The daring escape had sent shock waves as the camp was well-guarded: it had five watchtowers and two companies of the Central Reserve Police Force to assist the Tamil Nadu Police. Chief Minister Jayalalithaa immediately convened a meeting with Chief Secretary N. Haribhaskar and Director-General of Police V. Vaikunth to work out a strategy to recapture the militants. The Superintendent of Police of North Arcot-Ambedkar district (as Vellore was known then) was suspended, along with officers in charge of security at the camp. The government announced a reward of ₹10,000 for anyone sharing information about the escaped militants. It ordered a judicial inquiry headed by Justice T.N. Singaravelu, a retired judge of the Madras High Court. This was not the first time that the LTTE militants had escaped in Tamil Nadu. In November 1992, 18 militants had escaped from the Tippu Mahal itself. In January 1991, the police opened fire in the Vellore camp, when 400-odd militants attempted to break open the window bars and attack the policemen. Some of them had climbed the terrace of the Tippu Mahal and threw stones and bricks at the policemen standing below. An attempt to set ablaze Sub-Inspector Kannappan after dousing him with kerosene was foiled. A militant, Indiran, 21, was killed in the police firing.
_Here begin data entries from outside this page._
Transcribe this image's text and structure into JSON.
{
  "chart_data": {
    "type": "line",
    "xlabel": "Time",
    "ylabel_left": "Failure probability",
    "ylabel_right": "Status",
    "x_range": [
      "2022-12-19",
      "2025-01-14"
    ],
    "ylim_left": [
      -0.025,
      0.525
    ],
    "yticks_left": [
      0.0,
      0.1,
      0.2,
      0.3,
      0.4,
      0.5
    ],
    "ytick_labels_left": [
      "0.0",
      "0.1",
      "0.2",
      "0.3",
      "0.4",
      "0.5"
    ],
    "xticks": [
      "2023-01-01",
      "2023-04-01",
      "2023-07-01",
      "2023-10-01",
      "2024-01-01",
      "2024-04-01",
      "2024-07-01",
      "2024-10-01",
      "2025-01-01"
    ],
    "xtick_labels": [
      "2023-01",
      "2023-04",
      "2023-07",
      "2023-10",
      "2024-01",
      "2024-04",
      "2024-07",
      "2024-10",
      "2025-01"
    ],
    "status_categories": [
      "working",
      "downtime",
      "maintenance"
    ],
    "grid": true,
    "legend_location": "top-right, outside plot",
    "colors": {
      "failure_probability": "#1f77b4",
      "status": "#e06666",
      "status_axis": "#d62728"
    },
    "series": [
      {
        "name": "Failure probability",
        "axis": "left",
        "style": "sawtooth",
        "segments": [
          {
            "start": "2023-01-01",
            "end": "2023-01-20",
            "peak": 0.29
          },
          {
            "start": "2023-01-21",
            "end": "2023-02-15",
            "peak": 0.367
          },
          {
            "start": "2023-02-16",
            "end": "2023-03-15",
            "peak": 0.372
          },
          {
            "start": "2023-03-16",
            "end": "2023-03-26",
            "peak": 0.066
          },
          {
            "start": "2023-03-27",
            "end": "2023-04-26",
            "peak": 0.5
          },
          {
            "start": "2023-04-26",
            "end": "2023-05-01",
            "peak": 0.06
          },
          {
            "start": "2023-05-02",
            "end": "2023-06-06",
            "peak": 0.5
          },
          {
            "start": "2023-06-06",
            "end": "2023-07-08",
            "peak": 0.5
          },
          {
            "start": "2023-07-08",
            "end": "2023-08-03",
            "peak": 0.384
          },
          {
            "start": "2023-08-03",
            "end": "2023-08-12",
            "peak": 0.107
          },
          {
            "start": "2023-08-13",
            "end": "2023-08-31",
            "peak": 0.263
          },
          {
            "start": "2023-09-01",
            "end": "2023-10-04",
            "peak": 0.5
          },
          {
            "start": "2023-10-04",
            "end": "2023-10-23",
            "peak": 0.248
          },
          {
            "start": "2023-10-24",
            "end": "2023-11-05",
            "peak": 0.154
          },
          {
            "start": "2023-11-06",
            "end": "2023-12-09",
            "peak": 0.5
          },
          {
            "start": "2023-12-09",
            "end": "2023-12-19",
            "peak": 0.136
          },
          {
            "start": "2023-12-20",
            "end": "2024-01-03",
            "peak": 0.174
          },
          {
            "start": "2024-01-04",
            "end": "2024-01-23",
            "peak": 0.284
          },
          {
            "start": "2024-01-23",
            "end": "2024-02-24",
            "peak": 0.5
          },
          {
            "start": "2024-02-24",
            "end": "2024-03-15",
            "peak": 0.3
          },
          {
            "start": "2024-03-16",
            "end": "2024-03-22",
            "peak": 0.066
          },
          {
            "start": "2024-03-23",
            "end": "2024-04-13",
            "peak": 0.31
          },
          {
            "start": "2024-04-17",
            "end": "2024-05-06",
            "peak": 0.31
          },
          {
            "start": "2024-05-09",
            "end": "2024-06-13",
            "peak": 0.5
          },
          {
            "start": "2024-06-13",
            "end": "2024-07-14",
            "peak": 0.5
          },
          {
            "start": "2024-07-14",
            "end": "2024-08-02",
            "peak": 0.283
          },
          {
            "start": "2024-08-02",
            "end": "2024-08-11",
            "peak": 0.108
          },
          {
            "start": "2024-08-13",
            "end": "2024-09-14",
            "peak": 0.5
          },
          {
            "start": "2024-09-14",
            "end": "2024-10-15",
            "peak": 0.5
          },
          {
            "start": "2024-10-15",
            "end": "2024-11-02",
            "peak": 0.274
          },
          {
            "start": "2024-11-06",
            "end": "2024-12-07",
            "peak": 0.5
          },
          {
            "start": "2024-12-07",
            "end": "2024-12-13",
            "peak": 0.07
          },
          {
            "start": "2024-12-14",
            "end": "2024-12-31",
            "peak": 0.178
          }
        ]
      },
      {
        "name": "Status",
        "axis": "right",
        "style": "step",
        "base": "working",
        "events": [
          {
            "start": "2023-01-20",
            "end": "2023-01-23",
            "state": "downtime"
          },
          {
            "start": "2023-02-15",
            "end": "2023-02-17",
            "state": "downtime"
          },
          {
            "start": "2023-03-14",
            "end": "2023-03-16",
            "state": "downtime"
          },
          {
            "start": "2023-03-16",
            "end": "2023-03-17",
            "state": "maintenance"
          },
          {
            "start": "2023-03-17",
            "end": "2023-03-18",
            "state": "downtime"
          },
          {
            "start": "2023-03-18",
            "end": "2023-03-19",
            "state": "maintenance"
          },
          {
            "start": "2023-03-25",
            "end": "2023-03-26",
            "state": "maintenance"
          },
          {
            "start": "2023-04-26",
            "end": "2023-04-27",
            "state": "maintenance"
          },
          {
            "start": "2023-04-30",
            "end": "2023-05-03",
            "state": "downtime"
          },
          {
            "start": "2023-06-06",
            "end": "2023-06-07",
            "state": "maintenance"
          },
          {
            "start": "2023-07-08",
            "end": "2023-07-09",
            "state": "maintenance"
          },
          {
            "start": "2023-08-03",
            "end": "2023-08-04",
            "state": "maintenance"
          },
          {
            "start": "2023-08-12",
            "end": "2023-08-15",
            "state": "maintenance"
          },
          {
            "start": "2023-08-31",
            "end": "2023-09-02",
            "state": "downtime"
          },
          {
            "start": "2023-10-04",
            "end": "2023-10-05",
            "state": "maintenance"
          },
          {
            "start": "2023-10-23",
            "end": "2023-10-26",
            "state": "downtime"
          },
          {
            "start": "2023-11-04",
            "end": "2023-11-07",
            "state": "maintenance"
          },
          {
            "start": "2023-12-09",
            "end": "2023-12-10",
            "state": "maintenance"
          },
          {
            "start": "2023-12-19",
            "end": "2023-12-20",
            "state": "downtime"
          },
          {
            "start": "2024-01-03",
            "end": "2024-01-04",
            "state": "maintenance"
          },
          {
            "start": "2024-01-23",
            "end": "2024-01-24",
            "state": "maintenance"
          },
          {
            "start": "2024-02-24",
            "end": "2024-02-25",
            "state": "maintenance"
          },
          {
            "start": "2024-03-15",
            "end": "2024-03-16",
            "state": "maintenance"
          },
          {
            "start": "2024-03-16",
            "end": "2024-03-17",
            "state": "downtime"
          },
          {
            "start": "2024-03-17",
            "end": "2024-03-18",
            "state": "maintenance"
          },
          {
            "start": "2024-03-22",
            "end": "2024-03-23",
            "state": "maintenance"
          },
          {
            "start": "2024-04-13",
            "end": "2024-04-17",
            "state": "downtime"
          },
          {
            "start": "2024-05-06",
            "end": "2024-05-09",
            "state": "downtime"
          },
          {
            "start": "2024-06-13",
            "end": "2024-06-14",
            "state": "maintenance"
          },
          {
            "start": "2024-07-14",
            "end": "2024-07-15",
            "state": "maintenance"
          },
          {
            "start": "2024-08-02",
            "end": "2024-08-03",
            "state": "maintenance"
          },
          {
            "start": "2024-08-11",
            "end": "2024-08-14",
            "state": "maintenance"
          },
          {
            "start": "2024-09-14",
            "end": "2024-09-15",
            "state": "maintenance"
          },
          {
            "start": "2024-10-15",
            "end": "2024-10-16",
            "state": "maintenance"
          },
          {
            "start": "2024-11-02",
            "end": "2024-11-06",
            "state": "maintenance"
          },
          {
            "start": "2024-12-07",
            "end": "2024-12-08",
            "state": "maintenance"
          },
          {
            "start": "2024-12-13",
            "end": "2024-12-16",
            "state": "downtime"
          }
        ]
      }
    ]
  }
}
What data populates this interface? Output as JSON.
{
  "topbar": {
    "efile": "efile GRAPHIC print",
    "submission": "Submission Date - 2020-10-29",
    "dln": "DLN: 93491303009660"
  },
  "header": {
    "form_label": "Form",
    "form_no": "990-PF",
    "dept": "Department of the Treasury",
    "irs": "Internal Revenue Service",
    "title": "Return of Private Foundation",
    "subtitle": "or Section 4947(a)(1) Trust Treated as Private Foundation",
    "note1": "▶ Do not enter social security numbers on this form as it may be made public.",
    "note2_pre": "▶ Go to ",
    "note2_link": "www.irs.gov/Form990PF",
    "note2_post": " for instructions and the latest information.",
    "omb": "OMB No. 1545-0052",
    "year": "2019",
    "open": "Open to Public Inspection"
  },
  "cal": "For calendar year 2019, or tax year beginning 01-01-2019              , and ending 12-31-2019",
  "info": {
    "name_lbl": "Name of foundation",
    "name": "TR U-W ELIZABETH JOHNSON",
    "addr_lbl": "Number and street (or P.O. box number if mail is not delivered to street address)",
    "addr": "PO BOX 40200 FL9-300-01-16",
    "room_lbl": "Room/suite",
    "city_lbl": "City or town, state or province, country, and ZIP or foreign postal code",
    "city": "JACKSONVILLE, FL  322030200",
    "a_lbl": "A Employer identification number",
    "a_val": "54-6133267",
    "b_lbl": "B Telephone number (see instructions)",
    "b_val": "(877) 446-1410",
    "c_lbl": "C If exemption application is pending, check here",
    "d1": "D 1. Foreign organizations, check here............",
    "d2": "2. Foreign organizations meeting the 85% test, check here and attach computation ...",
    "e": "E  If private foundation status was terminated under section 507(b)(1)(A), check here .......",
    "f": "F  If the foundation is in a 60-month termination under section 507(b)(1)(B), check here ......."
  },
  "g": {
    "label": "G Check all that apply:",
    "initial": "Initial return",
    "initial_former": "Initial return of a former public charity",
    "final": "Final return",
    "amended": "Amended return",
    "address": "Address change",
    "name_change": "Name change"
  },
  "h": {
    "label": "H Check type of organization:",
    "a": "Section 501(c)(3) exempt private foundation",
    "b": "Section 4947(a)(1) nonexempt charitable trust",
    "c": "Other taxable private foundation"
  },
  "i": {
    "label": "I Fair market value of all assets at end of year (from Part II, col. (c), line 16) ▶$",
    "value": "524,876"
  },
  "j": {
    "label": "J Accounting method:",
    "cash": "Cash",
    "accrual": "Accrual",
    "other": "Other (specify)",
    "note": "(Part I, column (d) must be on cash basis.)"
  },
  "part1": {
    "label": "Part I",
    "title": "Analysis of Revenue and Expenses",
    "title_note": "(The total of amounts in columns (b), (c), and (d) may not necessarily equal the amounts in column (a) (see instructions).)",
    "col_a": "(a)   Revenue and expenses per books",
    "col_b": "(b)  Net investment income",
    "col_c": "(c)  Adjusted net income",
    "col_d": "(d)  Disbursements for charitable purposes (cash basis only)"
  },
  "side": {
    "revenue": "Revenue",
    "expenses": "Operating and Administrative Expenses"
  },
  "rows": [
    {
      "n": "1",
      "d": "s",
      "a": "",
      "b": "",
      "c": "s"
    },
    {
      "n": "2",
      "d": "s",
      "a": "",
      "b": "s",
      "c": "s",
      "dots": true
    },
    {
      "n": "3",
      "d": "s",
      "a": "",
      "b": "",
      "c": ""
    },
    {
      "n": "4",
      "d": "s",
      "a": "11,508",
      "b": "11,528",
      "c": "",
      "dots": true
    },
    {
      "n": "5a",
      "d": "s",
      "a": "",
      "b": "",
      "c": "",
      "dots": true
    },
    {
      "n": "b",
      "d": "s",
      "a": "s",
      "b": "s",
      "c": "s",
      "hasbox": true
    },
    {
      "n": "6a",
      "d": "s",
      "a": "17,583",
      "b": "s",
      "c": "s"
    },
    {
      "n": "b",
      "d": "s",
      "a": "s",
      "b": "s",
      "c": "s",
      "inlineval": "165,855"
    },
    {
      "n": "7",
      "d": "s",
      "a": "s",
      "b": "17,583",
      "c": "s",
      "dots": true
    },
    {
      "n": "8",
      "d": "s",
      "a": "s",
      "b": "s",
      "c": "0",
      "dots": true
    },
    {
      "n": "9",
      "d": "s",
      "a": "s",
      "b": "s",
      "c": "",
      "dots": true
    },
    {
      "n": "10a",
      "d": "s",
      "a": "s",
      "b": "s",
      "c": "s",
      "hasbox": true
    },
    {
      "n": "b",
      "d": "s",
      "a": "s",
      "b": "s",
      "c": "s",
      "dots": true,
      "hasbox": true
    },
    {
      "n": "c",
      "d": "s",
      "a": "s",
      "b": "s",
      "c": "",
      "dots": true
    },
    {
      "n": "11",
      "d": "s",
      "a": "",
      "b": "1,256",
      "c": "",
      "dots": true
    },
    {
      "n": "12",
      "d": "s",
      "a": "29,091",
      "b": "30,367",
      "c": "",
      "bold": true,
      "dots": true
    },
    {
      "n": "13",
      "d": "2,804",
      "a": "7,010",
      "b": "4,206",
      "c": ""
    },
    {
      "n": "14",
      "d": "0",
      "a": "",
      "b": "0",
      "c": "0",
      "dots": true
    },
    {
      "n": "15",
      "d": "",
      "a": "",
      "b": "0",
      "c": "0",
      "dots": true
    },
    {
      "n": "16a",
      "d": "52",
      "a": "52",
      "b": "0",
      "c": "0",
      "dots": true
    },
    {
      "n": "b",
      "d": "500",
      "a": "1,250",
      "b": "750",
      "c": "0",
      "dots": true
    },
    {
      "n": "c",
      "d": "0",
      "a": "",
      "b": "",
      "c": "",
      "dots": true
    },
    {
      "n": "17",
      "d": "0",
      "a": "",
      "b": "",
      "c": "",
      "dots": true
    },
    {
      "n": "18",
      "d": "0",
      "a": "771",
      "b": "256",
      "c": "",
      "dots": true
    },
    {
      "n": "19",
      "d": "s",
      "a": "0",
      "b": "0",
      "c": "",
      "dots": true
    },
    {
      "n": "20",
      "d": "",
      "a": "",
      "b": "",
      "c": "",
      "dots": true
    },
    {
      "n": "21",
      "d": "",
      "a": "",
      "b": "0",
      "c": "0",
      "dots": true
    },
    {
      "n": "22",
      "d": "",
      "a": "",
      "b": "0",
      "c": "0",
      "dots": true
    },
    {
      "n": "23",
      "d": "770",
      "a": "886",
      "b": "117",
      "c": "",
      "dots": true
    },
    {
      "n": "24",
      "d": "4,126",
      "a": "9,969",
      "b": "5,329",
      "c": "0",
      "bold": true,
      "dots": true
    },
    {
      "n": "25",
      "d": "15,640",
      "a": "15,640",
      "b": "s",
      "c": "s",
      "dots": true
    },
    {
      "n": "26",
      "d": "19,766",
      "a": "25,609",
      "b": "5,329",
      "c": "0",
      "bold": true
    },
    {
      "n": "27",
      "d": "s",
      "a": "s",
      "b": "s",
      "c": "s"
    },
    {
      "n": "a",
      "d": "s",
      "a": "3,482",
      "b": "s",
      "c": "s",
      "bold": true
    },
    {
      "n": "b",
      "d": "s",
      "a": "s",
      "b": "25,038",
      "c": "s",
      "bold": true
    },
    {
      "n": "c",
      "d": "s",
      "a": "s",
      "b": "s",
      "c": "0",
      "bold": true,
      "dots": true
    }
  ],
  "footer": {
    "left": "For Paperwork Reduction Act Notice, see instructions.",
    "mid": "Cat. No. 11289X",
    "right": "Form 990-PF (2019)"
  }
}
Yet, this was the first time that the militants had escaped by digging a tunnel. “The elaborate planning was proved by the fact that the escapees organised themselves into groups and fanned out to different areas. While one group was believed to have arrived in the city by train, another did so by bus. The direction the other groups took was not known,” wrote The Hindu in a report, ‘LTTE escape: Many questions unanswered’. It said, “People in Vellore expressed surprise and disbelief when reporters told them about the militant’s escape by digging a tunnel using old and rusted pipes and other improvised tools. They were anxious to know whether the tunnel had been dug beyond the rampart wall of the fort. How could they do such a job when the fort had a very deep rocky foundation? they wondered.”
When journalists wanted to have a look at the tunnel on day one, the police refused permission. , citing the judicial inquiry. However, on August 19, journalists from Madras were taken to inspect the tunnel, which had just an 1-1/2 foot x 1-1/2 foot entry point on the first floor of the Tippu Mahal. The exit point of 3 feet x 3 feet was located in between the fort and the moat walls on the western side. “Both the entry and exit points looked so hideous that pressmen were reluctant to pass through the tunnel despite the readiness of the police to allow them. Commandos Sathya and Perumal told this correspondent that they could crawl through the tunnel within three minutes, though the route was zigzag at some points,” read a report. Many of the escaped militants were captured later.